15 Temmuz 2016 gecesi yaşanan darbe girişimi, Türkiye'nin güvenlik politikalarında köklü değişiklikler yapmasına neden oldu. Darbe girişiminin ardından orduda ve diğer güvenlik birimlerinde yapılan reformlar, Türkiye'nin gelecekte benzer tehditlerle karşılaşmaması için atılan önemli adımlar arasında yer aldı.
ORDUDA YAPILAN REFORMLAR
Darbe girişiminin ardından, Türk Silahlı Kuvvetleri'nde (TSK) kapsamlı bir yeniden yapılandırma süreci başlatıldı. Bu süreçte, askeri yapının sivil denetim altına alınması hedeflendi. İlk adım olarak, Genelkurmay Başkanlığı, Milli Savunma Bakanlığı'na bağlandı. Bu değişiklik, askeri ve sivil otoriteler arasındaki uyumun artırılmasını amaçladı. Bir diğer önemli değişiklik ise, Jandarma Genel Komutanlığı ve Sahil Güvenlik Komutanlığı'nın İçişleri Bakanlığı'na bağlanması oldu.
ASKERİ OKULLAR KAPATILDI
Darbe girişiminin ardından, askeri okullar kapatılarak Milli Savunma Üniversitesi kuruldu. Bu üniversite, Türk Silahlı Kuvvetleri'nin personel ihtiyacını karşılamak üzere modern ve sivil denetime tabi bir eğitim modeli benimsedi. Kuvvet komutanlıkları (Kara, Deniz ve Hava Kuvvetleri), Genelkurmay Başkanlığı'ndan alınarak doğrudan Milli Savunma Bakanlığı'na bağlandı.

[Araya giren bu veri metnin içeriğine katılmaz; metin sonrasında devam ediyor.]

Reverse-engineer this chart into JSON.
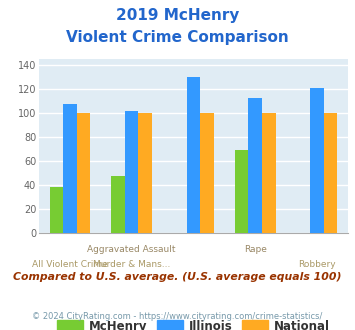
{
  "title_line1": "2019 McHenry",
  "title_line2": "Violent Crime Comparison",
  "series": {
    "McHenry": [
      38,
      47,
      0,
      69,
      0
    ],
    "Illinois": [
      108,
      102,
      130,
      113,
      121
    ],
    "National": [
      100,
      100,
      100,
      100,
      100
    ]
  },
  "colors": {
    "McHenry": "#77cc33",
    "Illinois": "#3399ff",
    "National": "#ffaa22"
  },
  "ylim": [
    0,
    145
  ],
  "yticks": [
    0,
    20,
    40,
    60,
    80,
    100,
    120,
    140
  ],
  "n_groups": 5,
  "top_xlabels": [
    "",
    "Aggravated Assault",
    "",
    "Rape",
    ""
  ],
  "bot_xlabels": [
    "All Violent Crime",
    "Murder & Mans...",
    "",
    "",
    "Robbery"
  ],
  "title_color": "#2266cc",
  "note": "Compared to U.S. average. (U.S. average equals 100)",
  "note_color": "#993300",
  "footer": "© 2024 CityRating.com - https://www.cityrating.com/crime-statistics/",
  "footer_color": "#7799aa",
  "bg_color": "#ffffff",
  "plot_bg": "#e0ecf4",
  "grid_color": "#ffffff"
}
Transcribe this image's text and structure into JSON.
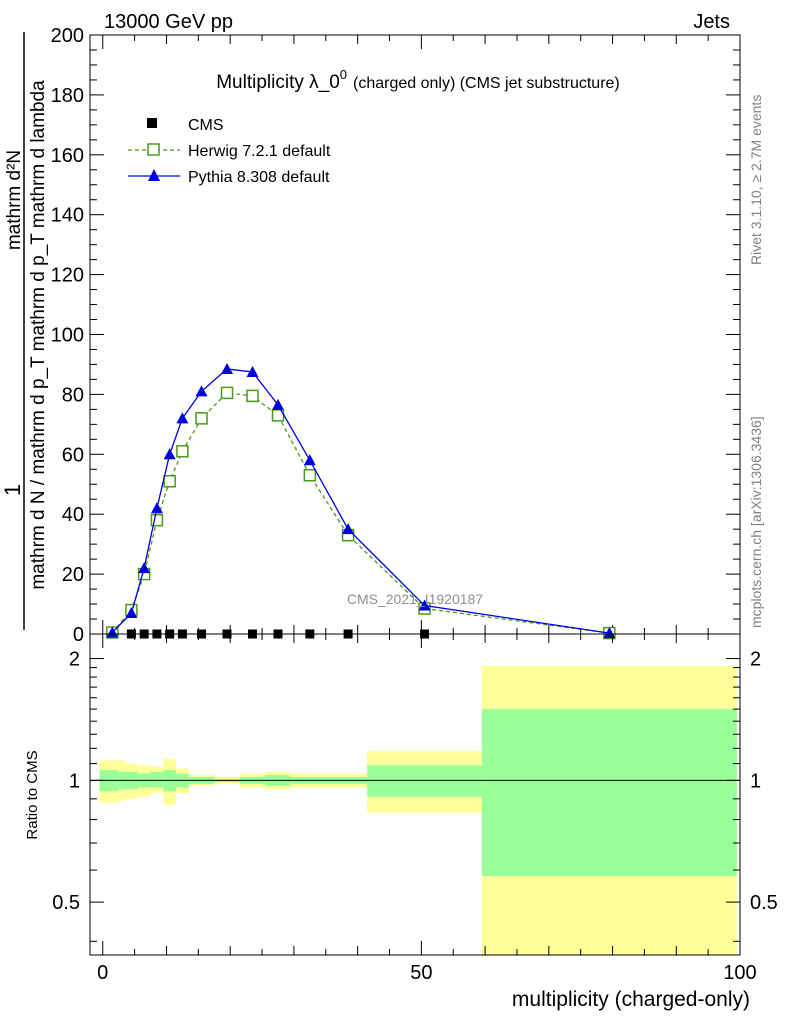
{
  "header": {
    "energy_label": "13000 GeV pp",
    "category_label": "Jets",
    "rivet_label": "Rivet 3.1.10, ≥ 2.7M events",
    "mcplots_label": "mcplots.cern.ch [arXiv:1306.3436]"
  },
  "chart_data": [
    {
      "type": "line",
      "title_main": "Multiplicity λ_0",
      "title_sup": "0",
      "title_small": "(charged only) (CMS jet substructure)",
      "ylabel_num": "1",
      "ylabel_num_right": "mathrm d²N",
      "ylabel_den": "mathrm d N / mathrm d p_T mathrm d p_T mathrm d lambda",
      "watermark": "CMS_2021_I1920187",
      "xlim": [
        -2,
        100
      ],
      "ylim": [
        0,
        200
      ],
      "y_ticks": [
        0,
        20,
        40,
        60,
        80,
        100,
        120,
        140,
        160,
        180,
        200
      ],
      "legend_position": "top-left",
      "legend": [
        "CMS",
        "Herwig 7.2.1 default",
        "Pythia 8.308 default"
      ],
      "series": [
        {
          "name": "CMS",
          "marker": "filled-square",
          "color": "#000000",
          "x": [
            1.5,
            4.5,
            6.5,
            8.5,
            10.5,
            12.5,
            15.5,
            19.5,
            23.5,
            27.5,
            32.5,
            38.5,
            50.5
          ],
          "values": [
            0,
            0,
            0,
            0,
            0,
            0,
            0,
            0,
            0,
            0,
            0,
            0,
            0
          ]
        },
        {
          "name": "Herwig 7.2.1 default",
          "marker": "open-square",
          "color": "#4a9a1a",
          "x": [
            1.5,
            4.5,
            6.5,
            8.5,
            10.5,
            12.5,
            15.5,
            19.5,
            23.5,
            27.5,
            32.5,
            38.5,
            50.5,
            79.5
          ],
          "values": [
            0.5,
            8,
            20,
            38,
            51,
            61,
            72,
            80.5,
            79.5,
            73,
            53,
            33,
            8.5,
            0.3
          ]
        },
        {
          "name": "Pythia 8.308 default",
          "marker": "filled-triangle",
          "color": "#0000dd",
          "x": [
            1.5,
            4.5,
            6.5,
            8.5,
            10.5,
            12.5,
            15.5,
            19.5,
            23.5,
            27.5,
            32.5,
            38.5,
            50.5,
            79.5
          ],
          "values": [
            0.5,
            7,
            22,
            42,
            60,
            72,
            81,
            88.5,
            87.5,
            76.5,
            58,
            35,
            9.5,
            0.3
          ]
        }
      ]
    },
    {
      "type": "area",
      "ylabel": "Ratio to CMS",
      "xlabel": "multiplicity (charged-only)",
      "xlim": [
        -2,
        100
      ],
      "ylim": [
        0.37,
        2.3
      ],
      "y_scale": "log",
      "y_ticks": [
        0.5,
        1,
        2
      ],
      "x_ticks": [
        0,
        50,
        100
      ],
      "reference_line": 1,
      "bands": {
        "edges": [
          -0.5,
          2.5,
          3.5,
          5.5,
          7.5,
          9.5,
          11.5,
          13.5,
          17.5,
          21.5,
          25.5,
          29.5,
          35.5,
          41.5,
          59.5,
          99.5
        ],
        "inner_color": "#99ff99",
        "outer_color": "#ffff99",
        "inner_lo": [
          0.94,
          0.95,
          0.95,
          0.96,
          0.96,
          0.94,
          0.96,
          0.98,
          0.99,
          0.98,
          0.97,
          0.98,
          0.98,
          0.91,
          0.58
        ],
        "inner_hi": [
          1.06,
          1.05,
          1.05,
          1.04,
          1.05,
          1.06,
          1.04,
          1.02,
          1.01,
          1.02,
          1.03,
          1.02,
          1.02,
          1.09,
          1.5
        ],
        "outer_lo": [
          0.88,
          0.89,
          0.9,
          0.91,
          0.93,
          0.87,
          0.93,
          0.97,
          0.98,
          0.96,
          0.95,
          0.96,
          0.96,
          0.83,
          0.37
        ],
        "outer_hi": [
          1.12,
          1.12,
          1.1,
          1.09,
          1.08,
          1.13,
          1.07,
          1.03,
          1.02,
          1.04,
          1.05,
          1.04,
          1.04,
          1.18,
          1.92
        ]
      }
    }
  ]
}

PERSONEL ALIMLARI SİL BAŞTAN
Darbe girişiminin ardından, Türk Silahlı Kuvvetleri'nde personel ve teçhizat reformları da gerçekleştirildi. Darbe girişimine katılan subay ve astsubaylar ordudan ihraç edildi ve yerlerine demokrasiye bağlı yeni personel alımları yapıldı. Ayrıca, askeri teçhizatın modernizasyonu ve yerli savunma sanayinin güçlendirilmesi yönünde önemli adımlar atıldı. Milli İstihbarat Teşkilatı (MİT) ve Emniyet Genel Müdürlüğü'nde de önemli değişiklikler yapıldı. MİT, Cumhurbaşkanlığı'na bağlanarak daha etkin bir denetim ve koordinasyon sağlandı.